HyperHelper by Azarona Software is

a shareware hypertext development system

The program created a standalone DOS Binary from text with capabilities for Searching and Hyperlinks, similar to HTML. The only information I could find was an add in February 1992 Edition of PC Magazine.

While the built in browser works well enough, needing to load it in Dosbox makes it a little inconvenient so I wanted to try and extract the text strings from the program, which itself doesn't offer any option to do.

strings is a shell program that can extract text strings from a binary file, but I was only able to find some of the information I was looking for, most of what was found related to HyperHelper itself and not the internal text I was looking for.

So the quick solution I came up with was to make a couple short shell scripts and use xte, gnome-screenshot, Image Magick convert and tesseract.
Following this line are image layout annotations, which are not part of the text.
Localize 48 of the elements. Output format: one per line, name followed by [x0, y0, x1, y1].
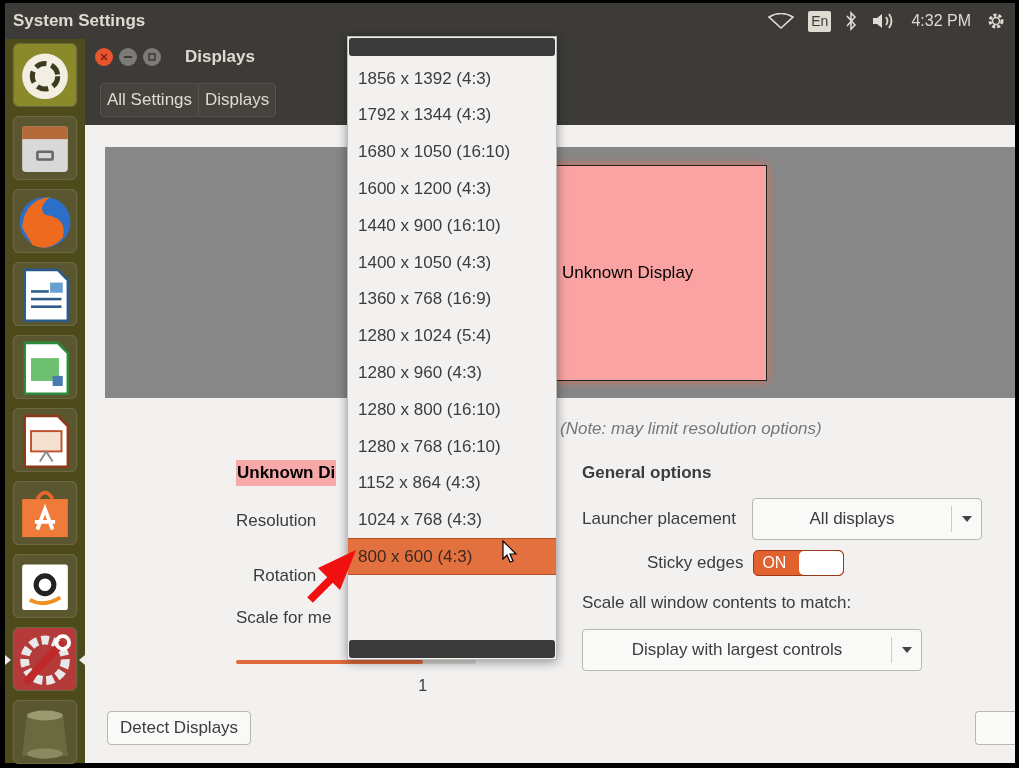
note-text: (Note: may limit resolution options) [560, 418, 822, 441]
presentation-icon[interactable] [12, 408, 78, 472]
launcher-placement-label: Launcher placement [582, 507, 737, 530]
resolution-option[interactable]: 1280 x 800 (16:10) [348, 391, 556, 428]
maximize-icon [148, 53, 156, 61]
bluetooth-icon[interactable] [845, 11, 858, 31]
globe-fox-icon[interactable] [12, 189, 78, 253]
resolution-option[interactable]: 1152 x 864 (4:3) [348, 464, 556, 502]
spreadsheet-icon[interactable] [12, 335, 78, 399]
minimize-button[interactable] [119, 48, 137, 66]
maximize-button[interactable] [143, 48, 161, 66]
sticky-edges-label: Sticky edges [647, 551, 744, 574]
shopping-bag-icon[interactable] [12, 481, 78, 545]
cursor-icon [502, 540, 518, 564]
resolution-option[interactable]: 1280 x 768 (16:10) [348, 427, 556, 465]
scale-all-dropdown[interactable]: Display with largest controls [582, 629, 922, 671]
launcher-placement-dropdown[interactable]: All displays [752, 497, 983, 540]
close-icon [100, 53, 108, 61]
detect-displays-button[interactable]: Detect Displays [107, 711, 252, 745]
breadcrumb-button[interactable]: All Settings [101, 84, 199, 116]
keyboard-layout-indicator[interactable]: En [808, 10, 832, 32]
app-title: System Settings [13, 10, 146, 33]
resolution-label: Resolution [236, 509, 317, 532]
window-title: Displays [185, 46, 255, 69]
breadcrumb-button[interactable]: Displays [198, 84, 276, 116]
scale-slider[interactable] [236, 660, 476, 664]
resolution-option[interactable]: 800 x 600 (4:3) [348, 538, 556, 576]
clock[interactable]: 4:32 PM [911, 9, 971, 33]
general-options-heading: General options [582, 462, 713, 484]
wifi-icon[interactable] [768, 13, 795, 29]
document-icon[interactable] [12, 262, 78, 326]
close-button[interactable] [95, 48, 113, 66]
file-cabinet-icon[interactable] [12, 116, 78, 180]
dash-icon[interactable] [12, 43, 78, 107]
wrench-gear-icon[interactable] [12, 627, 78, 691]
caret-icon [901, 647, 912, 653]
smile-arrow-icon[interactable] [12, 554, 78, 618]
display-name-label: Unknown Di [236, 460, 337, 486]
rotation-label: Rotation [253, 565, 317, 587]
scale-label: Scale for me [236, 606, 332, 629]
resolution-option[interactable]: 1856 x 1392 (4:3) [348, 60, 556, 97]
resolution-option[interactable]: 1024 x 768 (4:3) [348, 501, 556, 539]
minimize-icon [124, 56, 132, 58]
caret-icon [961, 515, 972, 522]
scale-all-label: Scale all window contents to match: [582, 591, 853, 614]
trash-can-icon[interactable] [12, 700, 78, 764]
resolution-option[interactable]: 1792 x 1344 (4:3) [348, 96, 556, 134]
slider-value: 1 [418, 676, 428, 696]
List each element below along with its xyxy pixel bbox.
The first script I wrote used xte to input the keystrokes to scroll through all of the pages in the program and gnome-screenshot to save an image of each page.

#!/bin/bash

screenshots () {
	while true
	do
		x=$((x+1))
		gnome-screenshot -w -B -f ~/Documents/ac94/page$x.png
		xte "keydown Control_L" "key Page_Down" "keyup Control_L" "sleep 1"
	done
}

xte "keydown Alt_L" "key Tab" "keyup Alt_L"

screenshots

To keep things simple the key commands to switch the focus to Dosbox are hardcoded and then the screenshots function contains an infinite loop to go through each page, I stopped the the script manually with ctrl + c to end it. The x counter is used to name the files to keep the pages in order.

The next script, uses convert to create new enlarged grey scale tiff formatted images, from the the png images gnome-screenshot produced.

#!/bin/bash

for ((x=1;x<379;x++))
do
	convert -resize 500% ~/Documents/ac94/images/page$x.png -type Grayscale ~/Documents/ac94/images/page$x.tiff
	tesseract ~/Documents/ac94/images/page$x.tiff ~/Documents/ac94/text$x
done

This script uses another simple loop with a counter that stops at 379, the number of pages in the program.

After convert creates the new image file it is run through tesseract to create a text file.

The last script I wrote was just to combine all of the individual text files, one for each page, into a complete document.

#!/bin/bash

for ((x=1;x<379;x++))
do
	cat ~/Documents/ac94/text$x.txt >> ~/Documents/ac94/master.txt
done

Again another loop with a counter set to the maximun number of pages, this script just uses cat to read each file and append it all into a single file, master.txt

Afterwords I used the Spell Checker in Libre Office to clean up the text file. Overall the majority of the text made it through with some formatting issues. Finding most of the errors was relatively easy with Spell Checker, which was kind of interesting to see how too separate tools handled a similar task.

Overall it wasn't the most elegant solution but got the job done in a relatively timely fashion and saved the data from an old outdated format.